Vaillant Olivier Stula artiste Herzfeld © Sarah Dinckel
Vaillant (Olivier Stula). Photo : Sarah Dinckel

À la fin des années 70 et au tout début des années 80, nombreux étaient les groupes postpunk qui s’aventuraient à petits pas sur le terrain de l’électronique. Alors que le clavier semblait si suspect pour les punks, les artistes de la nouvelle génération lorgnaient du côté des pionniers, allemands pour la plupart – Kraftwerk, Neu! ou Conrad Schnitzler en tête –, pour intégrer ces étranges sonorités ; ils s’appuyaient sur les expérimentations de David Bowie et de celles de son producteur et mentor, Brian Eno – magnifique Another Green Land en 1975.
Après les vagues électroniques successives, dont celle foisonnante des années 2000, on en oublie presque ce travail de laborantin du son qui a conduit Throbbing Gristle, Section 25 ou Deutsch Amerikanische Freundschaft, et tant d’autres, sur la voie d’une lumière nouvelle : froide mais irradiante.

Olivia Stula, lui, n’a rien oublié.

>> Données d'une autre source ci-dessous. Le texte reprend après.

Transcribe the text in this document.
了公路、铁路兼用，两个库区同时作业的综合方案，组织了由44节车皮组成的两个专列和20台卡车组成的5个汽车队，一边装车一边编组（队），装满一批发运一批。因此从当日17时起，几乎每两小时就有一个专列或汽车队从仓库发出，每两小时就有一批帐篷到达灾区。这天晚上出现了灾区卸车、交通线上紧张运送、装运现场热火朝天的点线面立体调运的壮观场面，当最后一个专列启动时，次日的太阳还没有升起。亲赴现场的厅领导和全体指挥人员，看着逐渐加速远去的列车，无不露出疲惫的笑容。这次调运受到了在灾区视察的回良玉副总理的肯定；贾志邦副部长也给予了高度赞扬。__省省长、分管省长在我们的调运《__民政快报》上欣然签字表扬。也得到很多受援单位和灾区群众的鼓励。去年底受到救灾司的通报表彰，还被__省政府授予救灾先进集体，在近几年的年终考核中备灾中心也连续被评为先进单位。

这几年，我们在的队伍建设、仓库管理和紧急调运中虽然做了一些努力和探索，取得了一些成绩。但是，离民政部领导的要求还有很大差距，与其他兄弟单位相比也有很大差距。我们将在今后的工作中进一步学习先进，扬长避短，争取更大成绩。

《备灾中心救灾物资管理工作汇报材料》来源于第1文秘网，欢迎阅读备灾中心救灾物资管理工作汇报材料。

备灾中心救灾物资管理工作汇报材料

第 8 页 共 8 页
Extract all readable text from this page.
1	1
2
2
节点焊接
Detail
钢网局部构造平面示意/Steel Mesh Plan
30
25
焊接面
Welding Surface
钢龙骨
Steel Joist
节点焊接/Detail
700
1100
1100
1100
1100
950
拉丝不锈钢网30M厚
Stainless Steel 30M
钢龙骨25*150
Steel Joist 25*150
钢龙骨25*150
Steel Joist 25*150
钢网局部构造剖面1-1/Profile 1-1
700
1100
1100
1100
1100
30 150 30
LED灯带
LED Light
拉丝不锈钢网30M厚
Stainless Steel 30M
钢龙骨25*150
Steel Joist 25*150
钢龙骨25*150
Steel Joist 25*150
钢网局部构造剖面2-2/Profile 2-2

En marge de sa participation au groupe A Second of June, il retourne à ses amours premières. Sans nostalgie aucune, il marche sur les traces de ceux qui l’ont construit musicalement, avec un premier album solo sous le nom de Vaillant – un grand disque d’aujourd’hui. Étrangement, il retrace pour nous près de cinquante ans de musique électronique, de Cluster à Aphex Twin, non pas en historien de la musique, mais bien en amoureux d’un art aux possibilités infinies, de manière gourmande et parfois romantique. Si bien qu’il nous semble parfois difficile de situer les sources de quelque chose qui finalement – et c’est tant mieux –, n’appartient qu’à lui.

Ta démarche, purement électronique, avec des process d’enregistrement à la source, se démarque, quasi-pionnière.
Cette envie d’enregistrer un disque essentiellement électronique me vient de loin. J’avais fait ma petite communion pour recevoir un lecteur CD, sur lequel j’ai écouté en boucle mes premiers disques, Depeche Mode, Kraftwerk, les Pixies, The Cure et Joy Division. À partir de là, j’ai commencé à apprendre la guitare basse, mon premier instrument. C’est avec ce retour aux sources des musiques électroniques analogiques, marqué par le groupe Air et les débuts du label WARP, que je m’y suis vraiment intéressé – je jouais dans des groupes et je m’achetais des vieux synthés. Étudiant, je faisais de la musique électronique dans ma chambre, mais comme je ne disposais ni des capacités techniques ni des moyens d’arriver à un enregistrement, c’est resté en suspens. Dans les années 2000, je me suis penché sur les précurseurs de la musique électronique, comme Raymond Scott et Delia Derbyshire. Par la suite, j’ai repris ma basse électronique et j’ai monté le groupe A Second Of June avec Grégory Peltier.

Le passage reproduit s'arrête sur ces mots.